Quand une banque a besoin de liquidités pour honorer les paiements effectués par ses clients (si ses clients retirent plus d'argent de leurs comptes qu'ils n'en déposent), elle les emprunte à une autre banque. De l’autre côté, quand une banque a des liquidités disponibles (ses clients remettent plus d'argent sur leurs comptes qu'ils n'en retirent), elle les propose aux autres banques. C'est ce que l'on appelle le marché interbancaire. Les banques se prêtent pour des durées très courtes, parfois seulement pour 24 heures, et jusqu'à un an. Les paiements entre banques se font exclusivement par l'intermédiaire des comptes qu'elles détiennent à la banque centrale. C'est pourquoi on parle de "monnaie banque centrale"

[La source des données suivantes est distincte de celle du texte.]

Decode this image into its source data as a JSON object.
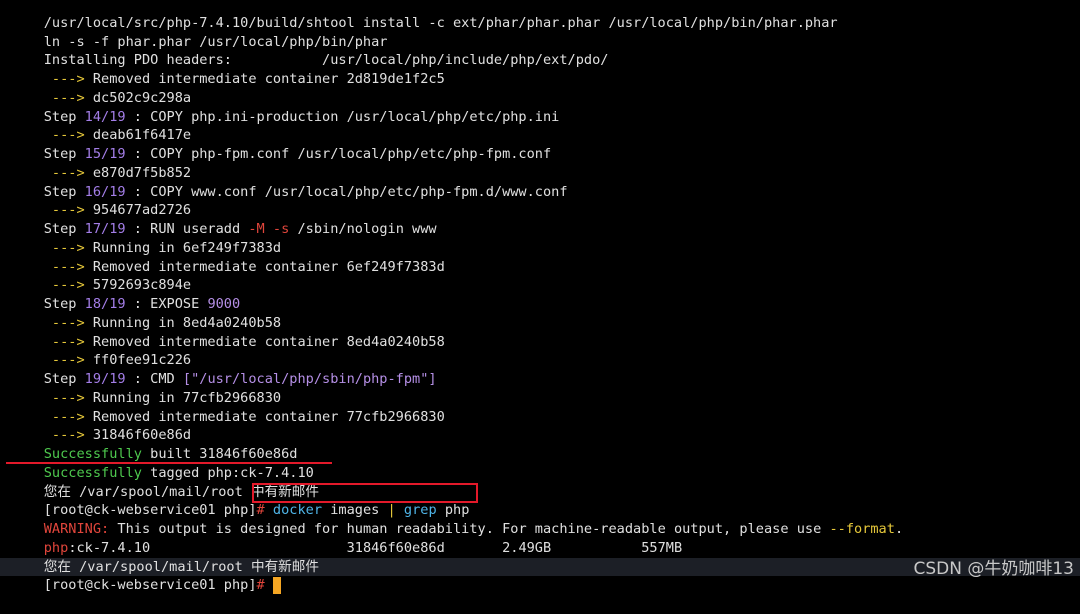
{
  "lines": [
    [
      "/usr/local/src/php-7.4.10/build/shtool install -c ext/phar/phar.phar /usr/local/php/bin/phar.phar"
    ],
    [
      "ln -s -f phar.phar /usr/local/php/bin/phar"
    ],
    [
      "Installing PDO headers:           /usr/local/php/include/php/ext/pdo/"
    ],
    [
      " ---> ",
      "Removed intermediate container 2d819de1f2c5"
    ],
    [
      " ---> ",
      "dc502c9c298a"
    ],
    [
      "Step ",
      "14/19",
      " : COPY php.ini-production /usr/local/php/etc/php.ini"
    ],
    [
      " ---> ",
      "deab61f6417e"
    ],
    [
      "Step ",
      "15/19",
      " : COPY php-fpm.conf /usr/local/php/etc/php-fpm.conf"
    ],
    [
      " ---> ",
      "e870d7f5b852"
    ],
    [
      "Step ",
      "16/19",
      " : COPY www.conf /usr/local/php/etc/php-fpm.d/www.conf"
    ],
    [
      " ---> ",
      "954677ad2726"
    ],
    [
      "Step ",
      "17/19",
      " : RUN useradd ",
      "-M",
      " ",
      "-s",
      " /sbin/nologin www"
    ],
    [
      " ---> ",
      "Running in 6ef249f7383d"
    ],
    [
      " ---> ",
      "Removed intermediate container 6ef249f7383d"
    ],
    [
      " ---> ",
      "5792693c894e"
    ],
    [
      "Step ",
      "18/19",
      " : EXPOSE ",
      "9000"
    ],
    [
      " ---> ",
      "Running in 8ed4a0240b58"
    ],
    [
      " ---> ",
      "Removed intermediate container 8ed4a0240b58"
    ],
    [
      " ---> ",
      "ff0fee91c226"
    ],
    [
      "Step ",
      "19/19",
      " : CMD ",
      "[\"/usr/local/php/sbin/php-fpm\"]"
    ],
    [
      " ---> ",
      "Running in 77cfb2966830"
    ],
    [
      " ---> ",
      "Removed intermediate container 77cfb2966830"
    ],
    [
      " ---> ",
      "31846f60e86d"
    ],
    [
      "Successfully",
      " built 31846f60e86d"
    ],
    [
      "Successfully",
      " tagged php:ck-7.4.10"
    ],
    [
      "您在 /var/spool/mail/root 中有新邮件"
    ],
    [
      "[root@ck-webservice01 php]",
      "# ",
      "docker",
      " images ",
      "|",
      " ",
      "grep",
      " php"
    ],
    [
      "WARNING:",
      " This output is designed for human readability. For machine-readable output, please use ",
      "--format",
      "."
    ],
    [
      "php",
      ":ck-7.4.10                        31846f60e86d       2.49GB           557MB"
    ],
    [
      "您在 /var/spool/mail/root 中有新邮件"
    ],
    [
      "[root@ck-webservice01 php]",
      "# "
    ]
  ],
  "watermark": "CSDN @牛奶咖啡13"
}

Cette monnaie n'est utilisée par les banques que sur le marché interbancaire et ne circule donc pas dans l'économie.
Les taux d'intérêt sur le marché interbancaire servent de référence aux banques pour fixer les taux d'intérêt des crédits qu'elles accordent à leurs clients.
Mais quand une banque ne trouve pas le montant nécessaire auprès des autres banques, elle peut s’adresser à la BCE qui va lui prêter ces liquidités à un taux d'intérêt appelé "taux des opérations principales de refinancement". La banque doit pour cela apporter à la BCE des garanties sous la forme de titres de créances de qualité qu'elle détient. On dit qu’elle se « refinance » auprès de la banque centrale. C’est le mode principal d’intervention de la BCE. Celle-ci a modifié le taux de ces opérations principales de refinancement à 40 reprises depuis sa création en 1999 ( 21 baisses et 19 hausses).
Si la BCE augmente le taux de ses opérations de refinancement, les banques vont répercuter cette hausse sur le coût des crédits qu’elles accordent. Les agents économiques vont être plus réticents à emprunter et vont alors réduire  leur consommation (particuliers) ou leur production (entreprises).
Inversement, si la BCE diminue le taux de refinancement, les banques vont diminuer le taux d’intérêt de leurs crédits. Les agents économiques vont être plus enclins à emprunter et vont alors augmenter leur consommation (particuliers) ou leur production (entreprises).
En cas de tensions sur le marché interbancaire (les banques ne veulent plus se prêter), la banque centrale peut aussi fournir des liquidités (octroi de prêts temporaires garantis par des titres par exemple) ce qui a pour effet de faire baisser le taux du marché monétaire. En sens inverse, elle peut également intervenir pour retirer des liquidités (elle vend aux banques des titres de dette publique par exemple) et orienter le taux du marché monétaire à la hausse.
Troisième instrument : les facilités permanentes
Les facilités permanentes sont gérées de façon décentralisée par les banques centrales nationales membres de la zone euro. Elles sont réalisées sans appel d'offre, à la demande des banques sans limitation de montant ou à l'initiative de chaque banque nationale.
Elles permettent de fournir ou de retirer des liquidités par le biais de prêts ou de dépôts d'une durée de 24 heures. Le taux d'intérêt de ces opérations est fixé par la BCE. Ils déterminent respectivement le taux plafond et le taux plancher du marché interbancaire au jour le jour.

Les limites à la création monétaire

La limite à la création monétaire vient de la politique monétaire. Le rôle de la banque centrale est de gérer la quantité de monnaie en circulation dans l'économie (ce qu'on appelle la masse monétaire) de façon à ce qu'elle soit adaptée aux besoins des agents économiques. La banque centrale doit s'assurer qu'il y ait suffisamment de monnaie dans l'économie mais pas trop non plus. Il faut éviter à la fois la récession et l'inflation.


Conclusion :
Comme nous avons pu le voir, la Banque Centrale peut avoir un rôle majeur dans la création monétaire. Nous avons pu le constater lors à la crise de 2008 ou toutes le Banques centrales sont intervenues massivement pour compenser le manque de liquidité sur le marché. Cette action se poursuit d'ailleurs encore aujourd'hui. Mais la reprise économique ou l'inflation dans certains pays pourraient inverser la tendance avec une nouvelle action des Banques Centrales.